Siam Gold: The Sword of Victory

Siam Gold: The Sword of Victory


We tell about Thailand's most prominent military regalia.

“The Sword of Victory” of Thailand embodies ultimate power, strength and indestructibility of the reigning monarch.


The sword itself appears to be shrouded in myth upon myth, legend upon legend.

Ever since 1784, tales are still told of the time it was found by fishermen in the waters of Cambodian river Tonle Sap.

Initially, the sword was given as a gift to Apai Pubet. The future young ruler of Cambodia later re-gifted it to a much superior feudal lord King Rama I of Thailand.

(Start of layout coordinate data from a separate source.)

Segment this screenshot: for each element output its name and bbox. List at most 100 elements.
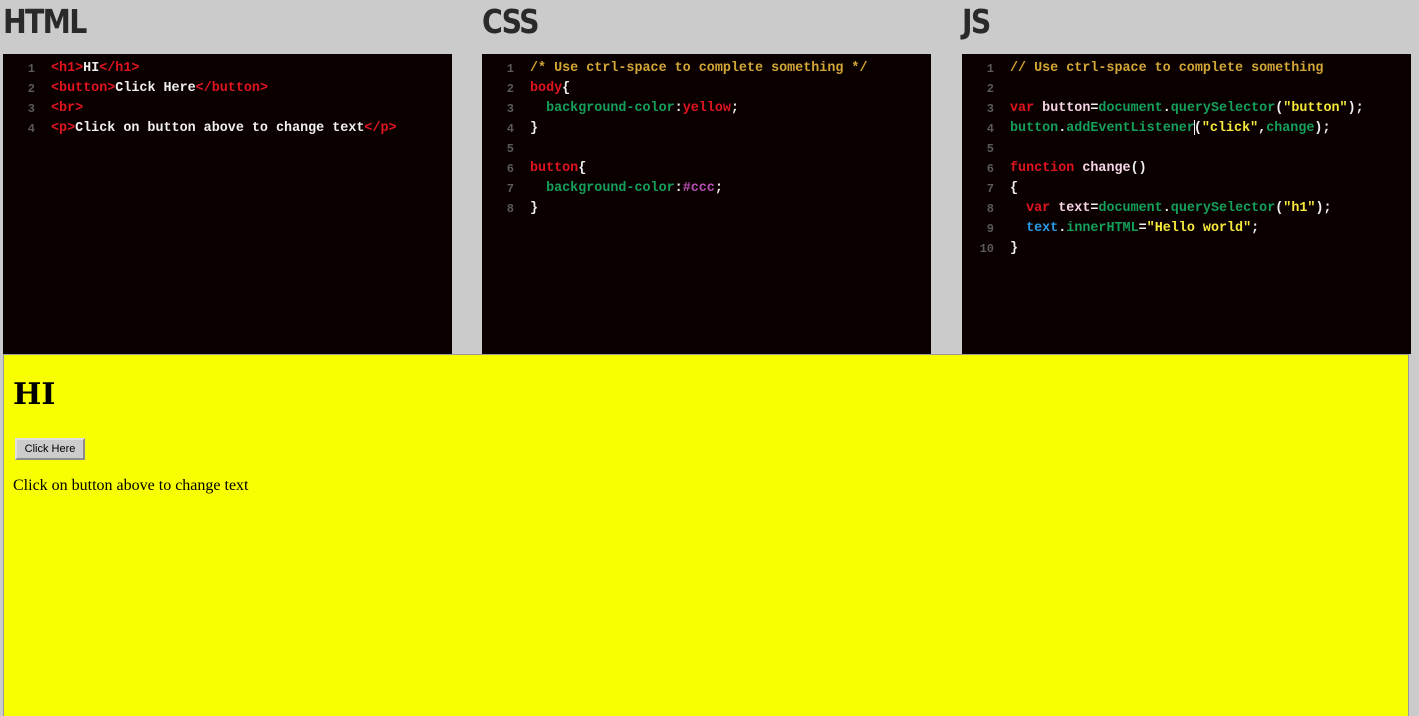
code-token: </h1>: [99, 61, 140, 76]
code-line[interactable]: 4}: [482, 119, 931, 139]
line-number: 7: [986, 182, 994, 196]
code-token: text: [1026, 221, 1059, 236]
code-line[interactable]: 1 /* Use ctrl-space to complete something…: [482, 59, 931, 79]
code-line[interactable]: 5: [962, 139, 1411, 159]
code-line[interactable]: 8 var text=document.querySelector("h1");: [962, 199, 1411, 219]
code-line[interactable]: 3 <br>: [3, 99, 452, 119]
line-number: 2: [506, 82, 514, 96]
code-token: ;: [714, 181, 723, 196]
code-text: function change(): [1010, 159, 1147, 179]
code-token: (): [1130, 161, 1147, 176]
code-text: button.addEventListener("click",change);: [1010, 119, 1330, 139]
js-panel-title: JS: [962, 2, 991, 41]
code-token: var: [1026, 201, 1051, 216]
code-text: background-color:yellow;: [530, 99, 739, 119]
css-panel-title: CSS: [482, 2, 540, 41]
code-token: <p>: [51, 121, 76, 136]
code-token: querySelector: [1170, 201, 1276, 216]
line-number: 9: [986, 222, 994, 236]
code-line[interactable]: 2: [962, 79, 1411, 99]
preview-click-button[interactable]: Click Here: [15, 438, 85, 460]
line-number: 5: [506, 142, 514, 156]
preview-heading: HI: [13, 377, 56, 412]
code-token: "button": [1283, 101, 1348, 116]
code-text: var button=document.querySelector("butto…: [1010, 99, 1364, 119]
code-token: yellow: [682, 101, 731, 116]
html-code-editor[interactable]: 1 <h1>HI</h1> 2 <button>Click Here</button>…: [3, 54, 452, 354]
line-number: 1: [506, 62, 514, 76]
code-text: {: [1010, 179, 1018, 199]
preview-paragraph: Click on button above to change text: [13, 477, 249, 494]
code-token: "click": [1201, 121, 1259, 136]
code-token: button: [1010, 121, 1059, 136]
code-token: {: [1010, 181, 1019, 196]
code-token: change: [1082, 161, 1131, 176]
code-text: <br>: [51, 99, 83, 119]
code-token: function: [1010, 161, 1075, 176]
code-token: {: [562, 81, 571, 96]
code-token: ;: [730, 101, 739, 116]
line-number: 4: [27, 122, 35, 136]
code-line[interactable]: 3 var button=document.querySelector("butt…: [962, 99, 1411, 119]
line-number: 4: [986, 122, 994, 136]
code-token: innerHTML: [1066, 221, 1139, 236]
code-line[interactable]: 1 // Use ctrl-space to complete something: [962, 59, 1411, 79]
line-number: 8: [506, 202, 514, 216]
code-line[interactable]: 2 body{: [482, 79, 931, 99]
code-text: text.innerHTML="Hello world";: [1010, 219, 1259, 239]
preview-pane: HI Click Here Click on button above to c…: [3, 354, 1409, 716]
code-line[interactable]: 4 button.addEventListener("click",change)…: [962, 119, 1411, 139]
code-token: </p>: [364, 121, 397, 136]
code-line[interactable]: 6 button{: [482, 159, 931, 179]
css-code-editor[interactable]: 1 /* Use ctrl-space to complete something…: [482, 54, 931, 354]
code-token: <h1>: [51, 61, 84, 76]
line-number: 4: [506, 122, 514, 136]
code-line[interactable]: 6 function change(): [962, 159, 1411, 179]
code-token: );: [1314, 121, 1331, 136]
line-number: 6: [986, 162, 994, 176]
line-number: 5: [986, 142, 994, 156]
code-text: <p>Click on button above to change text<…: [51, 119, 397, 139]
code-line[interactable]: 1 <h1>HI</h1>: [3, 59, 452, 79]
code-token: document: [1098, 101, 1163, 116]
code-line[interactable]: 3 background-color:yellow;: [482, 99, 931, 119]
line-number: 2: [986, 82, 994, 96]
code-text: button{: [530, 159, 586, 179]
code-token: );: [1315, 201, 1332, 216]
js-code-editor[interactable]: 1 // Use ctrl-space to complete something…: [962, 54, 1411, 354]
code-line[interactable]: 10}: [962, 239, 1411, 259]
code-line[interactable]: 2 <button>Click Here</button>: [3, 79, 452, 99]
code-line[interactable]: 7{: [962, 179, 1411, 199]
code-token: {: [578, 161, 587, 176]
code-token: );: [1347, 101, 1364, 116]
html-panel-title: HTML: [3, 2, 87, 41]
line-number: 3: [506, 102, 514, 116]
code-token: ,: [1258, 121, 1267, 136]
code-token: }: [530, 121, 539, 136]
code-text: <button>Click Here</button>: [51, 79, 268, 99]
code-token: }: [530, 201, 539, 216]
code-token: background-color: [546, 101, 675, 116]
code-token: Click Here: [115, 81, 196, 96]
code-text: }: [530, 119, 538, 139]
line-number: 7: [506, 182, 514, 196]
code-token: :: [674, 101, 683, 116]
code-token: =: [1138, 221, 1147, 236]
code-text: }: [530, 199, 538, 219]
code-line[interactable]: 7 background-color:#ccc;: [482, 179, 931, 199]
code-token: button: [1042, 101, 1091, 116]
code-line[interactable]: 5: [482, 139, 931, 159]
code-token: // Use ctrl-space to complete something: [1010, 61, 1324, 76]
code-token: #ccc: [682, 181, 715, 196]
code-line[interactable]: 4 <p>Click on button above to change text…: [3, 119, 452, 139]
code-line[interactable]: 8}: [482, 199, 931, 219]
code-line[interactable]: 9 text.innerHTML="Hello world";: [962, 219, 1411, 239]
code-token: <br>: [51, 101, 84, 116]
line-number: 10: [979, 242, 994, 256]
code-text: var text=document.querySelector("h1");: [1010, 199, 1332, 219]
code-token: (: [1193, 121, 1202, 136]
code-token: HI: [83, 61, 100, 76]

"The Sword of Victory" was immensely powerful. Blade’s destructive force struck the city of Bangkok the moment it arrived. Seven strikes of lightning (strike after strike) hit an entire area, toppling dozens of buildings and damaging the central gates of the Grand Palace.

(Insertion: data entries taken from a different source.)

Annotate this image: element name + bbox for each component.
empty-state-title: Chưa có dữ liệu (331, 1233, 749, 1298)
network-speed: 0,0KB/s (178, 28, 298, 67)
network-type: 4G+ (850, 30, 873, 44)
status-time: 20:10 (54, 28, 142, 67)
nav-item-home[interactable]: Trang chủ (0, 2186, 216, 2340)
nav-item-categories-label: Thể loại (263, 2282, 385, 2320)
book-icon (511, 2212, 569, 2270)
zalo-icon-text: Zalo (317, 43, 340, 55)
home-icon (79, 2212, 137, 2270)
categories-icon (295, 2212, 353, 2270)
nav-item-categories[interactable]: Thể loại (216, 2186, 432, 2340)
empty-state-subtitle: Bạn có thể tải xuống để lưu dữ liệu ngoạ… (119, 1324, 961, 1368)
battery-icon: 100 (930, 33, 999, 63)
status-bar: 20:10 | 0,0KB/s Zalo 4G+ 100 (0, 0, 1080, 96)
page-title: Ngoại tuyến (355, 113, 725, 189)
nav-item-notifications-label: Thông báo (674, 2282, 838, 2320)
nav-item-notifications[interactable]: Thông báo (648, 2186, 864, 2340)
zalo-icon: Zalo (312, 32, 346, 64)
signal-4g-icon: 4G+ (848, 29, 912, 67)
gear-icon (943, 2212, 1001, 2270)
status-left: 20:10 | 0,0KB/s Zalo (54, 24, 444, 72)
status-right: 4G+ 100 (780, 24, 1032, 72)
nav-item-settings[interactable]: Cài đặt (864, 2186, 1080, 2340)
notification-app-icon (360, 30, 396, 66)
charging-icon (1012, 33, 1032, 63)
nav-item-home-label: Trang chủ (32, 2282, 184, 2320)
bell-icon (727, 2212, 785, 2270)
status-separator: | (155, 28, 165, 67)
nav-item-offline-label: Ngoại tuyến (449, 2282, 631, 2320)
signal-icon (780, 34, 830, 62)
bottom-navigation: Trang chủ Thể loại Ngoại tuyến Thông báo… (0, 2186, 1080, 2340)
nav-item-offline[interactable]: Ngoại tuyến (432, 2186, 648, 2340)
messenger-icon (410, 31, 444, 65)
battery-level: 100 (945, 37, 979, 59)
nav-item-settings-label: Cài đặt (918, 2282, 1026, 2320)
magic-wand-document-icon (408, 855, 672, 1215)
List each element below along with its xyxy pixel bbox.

"Phra Saeng Khan Chaiyasi" literally means “the wisdom of the king” from Siamese. It shapes the fundamental principle of the supreme virtue, which rightly emphasizes that the wise king must rule over his land and people with justice and wisdom.

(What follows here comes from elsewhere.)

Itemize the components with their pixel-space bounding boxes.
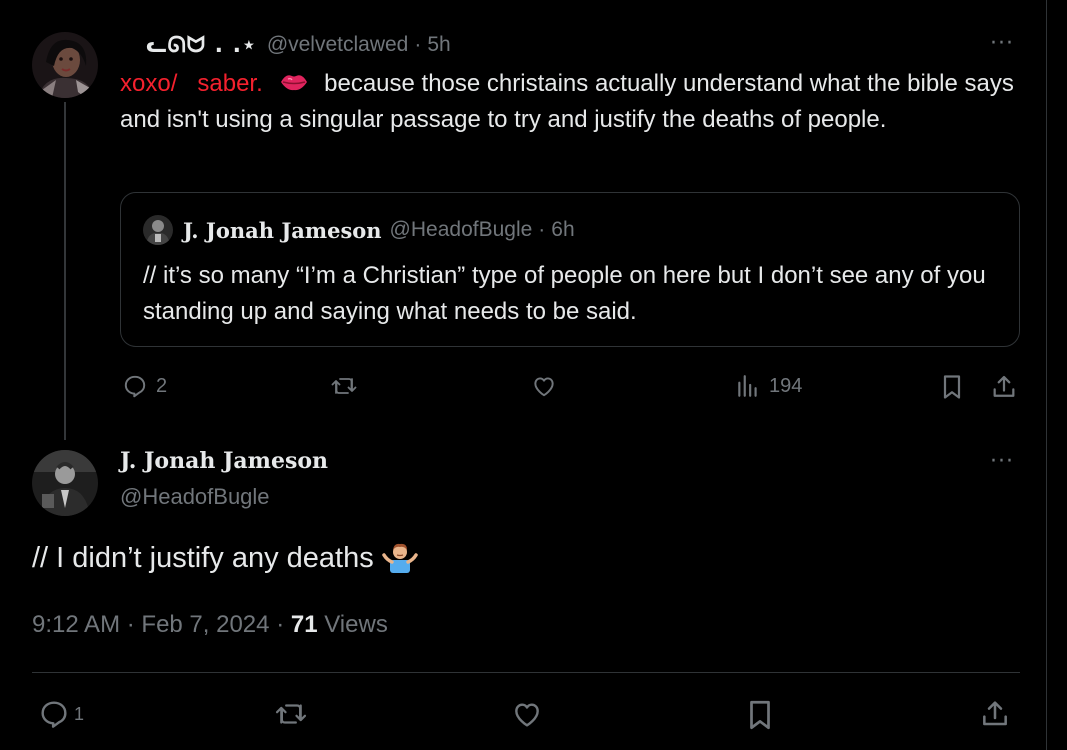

“The Sword of Victory” weighs 1,9 kg.

The hilt of the sword has a length of 25,4 cm, the blade measures 64,5 cm.

When the sword is placed in the scabbard, it’s total length equals to 101 cm.

The sword is gold-plated in between its handle and the blade. Its decor represents an archaic source of Hindu mythology: the gold figurine of godlike Vishnu who rides the giant bird Garuda, which is also illustrated on the national emblem of Indonesia. In addition to that, a gold scabbard gallantly enchased with precious stones was made at the request of Rama I.

Ritualistic traditions of the “Sword of Victory” are well preserved. During the coronation ceremony, the Brahmin hands the sword to the monarch. The monarch should strap the sword onto his belt prior to taking an oath of allegiance.

The pedestal for the “Sword of Victory” is exhibited on Ratchadamnoen Avenue in Bangkok since 2006, when it was first showcased to the public, honoring the 60th anniversary of King Bhumibol Adulyadej's ascension to the throne.